I know from my own experience that if you downsize, you can sell some of the things you no longer use. Before we moved, I made about $200 when I carted several boxes of "leftovers" from our basement to the local picker's store. I could have made more if we had thought ahead and joined the neighborhood tag sale.
Other people may have bigger fish to fry. Do you still have that old boat you bought when your kids were teenagers? Do you have an extra car that's rusting away in the driveway, or a vacation condo or time share you hardly ever use anymore? Even if your unwanted items have greatly depreciated, it's still better to have the money now rather than the headache of getting rid of it later on.
Also, as we enter retirement we should be paying down debt not taking out more loans. There will be no more salary increases to cover those additional monthly payments. The credit card is the worst (do we all pay off in full at the end of the month?) since interest rates are high and penalties lurk around every corner. If you are running a balance, don't hesitate to call your credit company to try to negotiate a better rate. Sometimes it works!
But we shouldn't worry too much if we're carrying a mortgage into retirement. That is the last debt to pay off. But trust me, there's no better feeling of security than living in a home that's free and clear of the bank.
I'm not going to try to tell you how to save money when you're
traveling, because I'm no expert. I don't travel that much.
(But come to think of it, it's certainly one way to afford
retirement -- cut down on the travel budget!)

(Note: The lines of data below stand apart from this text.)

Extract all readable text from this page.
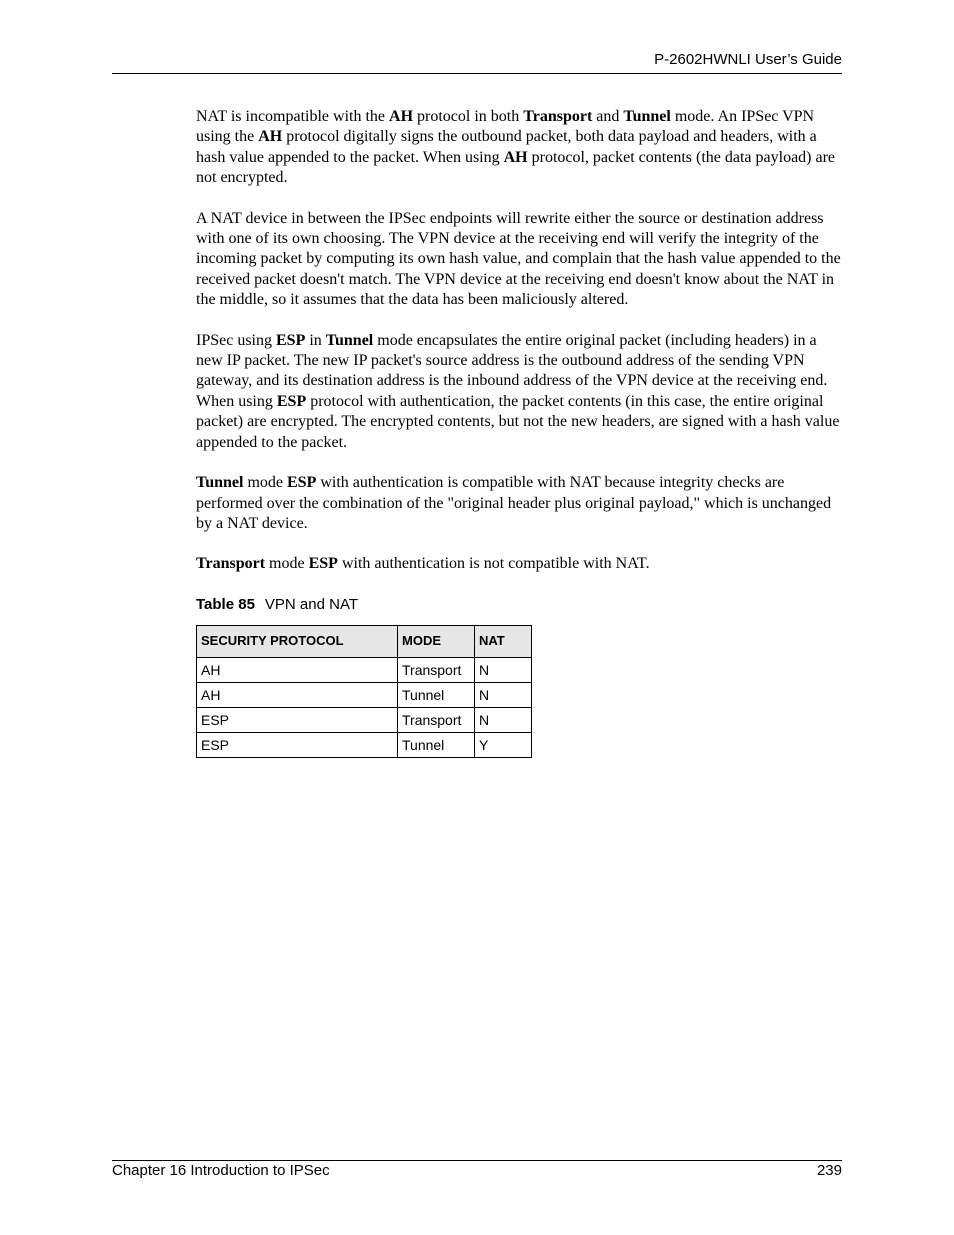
P-2602HWNLI User’s Guide

NAT is incompatible with the AH protocol in both Transport and Tunnel mode. An IPSec VPN using the AH protocol digitally signs the outbound packet, both data payload and headers, with a hash value appended to the packet. When using AH protocol, packet contents (the data payload) are not encrypted.

A NAT device in between the IPSec endpoints will rewrite either the source or destination address with one of its own choosing. The VPN device at the receiving end will verify the integrity of the incoming packet by computing its own hash value, and complain that the hash value appended to the received packet doesn't match. The VPN device at the receiving end doesn't know about the NAT in the middle, so it assumes that the data has been maliciously altered.

IPSec using ESP in Tunnel mode encapsulates the entire original packet (including headers) in a new IP packet. The new IP packet's source address is the outbound address of the sending VPN gateway, and its destination address is the inbound address of the VPN device at the receiving end. When using ESP protocol with authentication, the packet contents (in this case, the entire original packet) are encrypted. The encrypted contents, but not the new headers, are signed with a hash value appended to the packet.

Tunnel mode ESP with authentication is compatible with NAT because integrity checks are performed over the combination of the "original header plus original payload," which is unchanged by a NAT device.

Transport mode ESP with authentication is not compatible with NAT.

Table 85 VPN and NAT
SECURITY PROTOCOL	MODE	NAT
AH	Transport	N
AH	Tunnel	N
ESP	Transport	N
ESP	Tunnel	Y
Chapter 16 Introduction to IPSec	239
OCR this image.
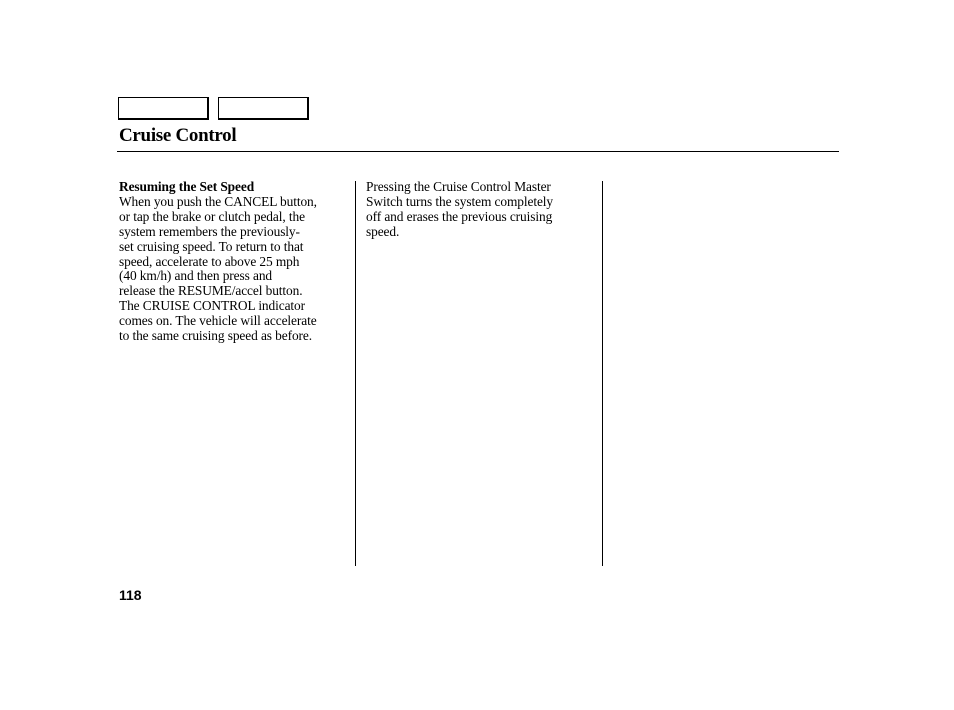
Cruise Control
Resuming the Set Speed

When you push the CANCEL button,
or tap the brake or clutch pedal, the
system remembers the previously-
set cruising speed. To return to that
speed, accelerate to above 25 mph
(40 km/h) and then press and
release the RESUME/accel button.
The CRUISE CONTROL indicator
comes on. The vehicle will accelerate
to the same cruising speed as before.

Pressing the Cruise Control Master
Switch turns the system completely
off and erases the previous cruising
speed.

118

But I will mention something else. It's something I see all the time: Retired people still
buying things for their grownup kids, or sending them a check a couple of times a year. But there's no law that
says you have to subsidize their rent or pony up a down payment on a car
or house. Remember the old saying about roots and
wings. You gave your kids roots. Now it's time to give them wings, and
let them fly on their own.
I got this last idea at a retirement seminar I attended -- not a practical tip, but more of an attitude adjustment. One fellow stood up and told us that he retired from IBM about three years ago. He used to run a department and have people reporting to him, and he had a pretty good salary and some stock options and he wasn't shy about spending his money on a big house and three cars and a yearly trip to Europe.

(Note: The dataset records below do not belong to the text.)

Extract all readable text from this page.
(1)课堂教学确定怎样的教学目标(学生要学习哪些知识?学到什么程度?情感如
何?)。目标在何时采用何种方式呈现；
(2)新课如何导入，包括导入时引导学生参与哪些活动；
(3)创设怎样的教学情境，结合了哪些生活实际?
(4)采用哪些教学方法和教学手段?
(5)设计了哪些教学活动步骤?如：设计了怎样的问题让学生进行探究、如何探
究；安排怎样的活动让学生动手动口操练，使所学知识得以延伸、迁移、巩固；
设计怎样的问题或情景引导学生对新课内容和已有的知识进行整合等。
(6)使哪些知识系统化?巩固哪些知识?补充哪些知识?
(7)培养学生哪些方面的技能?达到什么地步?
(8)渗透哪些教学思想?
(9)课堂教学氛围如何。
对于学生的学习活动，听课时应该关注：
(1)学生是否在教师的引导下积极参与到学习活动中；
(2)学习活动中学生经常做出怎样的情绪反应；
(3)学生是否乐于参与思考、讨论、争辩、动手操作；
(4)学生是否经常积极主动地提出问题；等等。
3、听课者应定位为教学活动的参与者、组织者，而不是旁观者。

After he retired he felt like he had no purpose in life. Then he realized he had defined himself by his job -- he was an IBMer -- and in some sense he "kept score" of his life by how much money he made and how many people reported to him. Now he didn't have that anymore. He had to come up with a different way to define himself and a different way to keep score.
Now he volunteers with Habitat for Humanity and also at the local senior center. He sold his house and moved into a condominium, and he doesn't travel much anymore. Why? Because now he defines himself as a volunteer rather than an IBMer, and he keeps score not by how much money he makes, or by how much stuff he buys, but by how many people he has helped.
He doesn't make nearly as much money, and doesn't spend as much either. But he enjoys a closer relationship with his community. And he feels less stressed, more relaxed, and in his heart he is much happier.